Hoje me distanciei um pouco da João Monlevade física, mas continuo virtualmente conectado à cidade, mantendo laços de amizade com os artistas, mais ou menos antenado ao que acontece na cena. Além de amigo, sou fã da maioria. Vejo que a turma do Cia do Infinito, o pessoal do Soul do Samba, João e André Freitas e o projeto Esboço continuam produzindo bastante. A turma do Golpel também continua fazendo acontecer, como Mark Jr e o pessoal do 'Totalmente Dele'. A turma do sertanejo também tem lançado coisas novas, como Livvia Bicalho e Amanda Alves. Maycon e Douglas andam meio sumidos. Fabrício partiu em carreira solo e Elcimar continua produzindo muito em seu estúdio. Josagno anda meio parado com a música também. Fico triste que alguns projetos como The Travels e Umbigo Trio tenham dado uma parada. A banda Desarme anda menos ativa, o mesmo acontecendo com o Rosenblack. Tenho ouvido falar menos do Derramasters e do The Mistake, assim como do Flying High.  E o meu amigo Rogério com sua Banda Di Rock? Isa Lelis lançou single novo e quem conhece, aguarda mais material. Daniel Bahia é um professor agitador com mil projetos na cabeça, muitos parceiros e grande criatividade.  fez um video bem folk, junto com Letto e João Freitas, concebeu uma música que foi o tema de um video lindíssimo. muito interessante.  A turma funkeira também continua agitando as nights da região. No cenário da poesia, tem a poetisa Maria das Graças Gomes, que lançou diversos livros lindos de forma totalmente independente.

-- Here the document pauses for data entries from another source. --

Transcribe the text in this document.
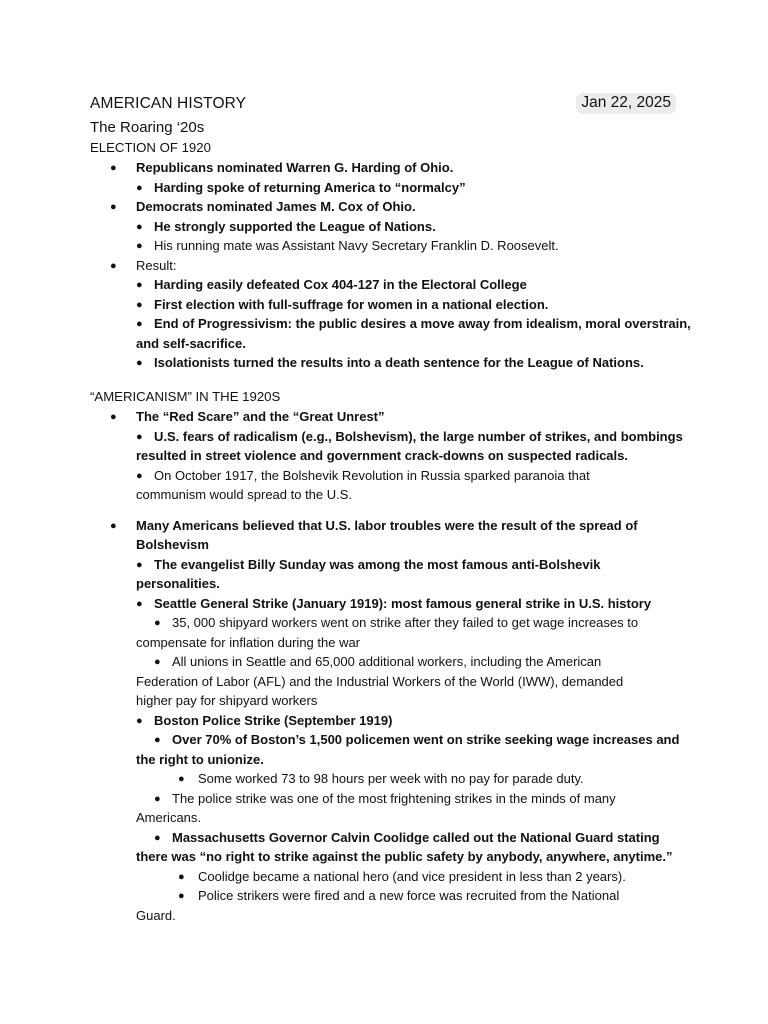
AMERICAN HISTORY	Jan 22, 2025
The Roaring ‘20s
ELECTION OF 1920
● Republicans nominated Warren G. Harding of Ohio.
● Harding spoke of returning America to “normalcy”
● Democrats nominated James M. Cox of Ohio.
● He strongly supported the League of Nations.
● His running mate was Assistant Navy Secretary Franklin D. Roosevelt.
● Result:
● Harding easily defeated Cox 404-127 in the Electoral College
● First election with full-suffrage for women in a national election.
● End of Progressivism: the public desires a move away from idealism, moral overstrain,
and self-sacrifice.
● Isolationists turned the results into a death sentence for the League of Nations.
“AMERICANISM” IN THE 1920S
● The “Red Scare” and the “Great Unrest”
● U.S. fears of radicalism (e.g., Bolshevism), the large number of strikes, and bombings
resulted in street violence and government crack-downs on suspected radicals.
● On October 1917, the Bolshevik Revolution in Russia sparked paranoia that
communism would spread to the U.S.
● Many Americans believed that U.S. labor troubles were the result of the spread of
Bolshevism
● The evangelist Billy Sunday was among the most famous anti-Bolshevik
personalities.
● Seattle General Strike (January 1919): most famous general strike in U.S. history
● 35, 000 shipyard workers went on strike after they failed to get wage increases to
compensate for inflation during the war
● All unions in Seattle and 65,000 additional workers, including the American
Federation of Labor (AFL) and the Industrial Workers of the World (IWW), demanded
higher pay for shipyard workers
● Boston Police Strike (September 1919)
● Over 70% of Boston’s 1,500 policemen went on strike seeking wage increases and
the right to unionize.
● Some worked 73 to 98 hours per week with no pay for parade duty.
● The police strike was one of the most frightening strikes in the minds of many
Americans.
● Massachusetts Governor Calvin Coolidge called out the National Guard stating
there was “no right to strike against the public safety by anybody, anywhere, anytime.”
● Coolidge became a national hero (and vice president in less than 2 years).
● Police strikers were fired and a new force was recruited from the National
Guard.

Ela está lançando agora um novo livro que dialoga com a poesia nas letras do Paulinho Pedra Azul. Não posso deixar de citar também outros craques como Raphael Godoy, com seu Escritos Esparsos e Luiz Ernesto, que lançou um belo livro de crônicas. Outros artistas, o Josagno com sua arte em arame e André Freitas, com suas maquetes que vem encantando o país.  A Acordar Cultural também foi um achado. Se a prefeitura um dia resolver desativar a FCC, a Acordar dá um jeito de manter a chama. Vem  promovendo seus piqueniques cuturais e evoluindo seu projeto. Tem os congados não só de Monlevade, mas das cidades vizinhas, muitos deles com mais de 300 anos. Isso prova que o Dindão tem razão. Sem fé e sem coração, nada perdura. O certo é que passam prefeitos, passam governadores, passam vereadores, mas a arte continua sendo cantada, falada, lida, vista.

FCC DE JOÃO MONLEVADE HOJE

Conheço grande parte dos que trabalham na Fundação Casa de Cultura hoje. Muitos são meus amigos. Fizeram um trabalho maravilhoso na reforma do novo prédio. Tomara que sejam cada vez mais “prestigiados” para que possam fazer acontecer. 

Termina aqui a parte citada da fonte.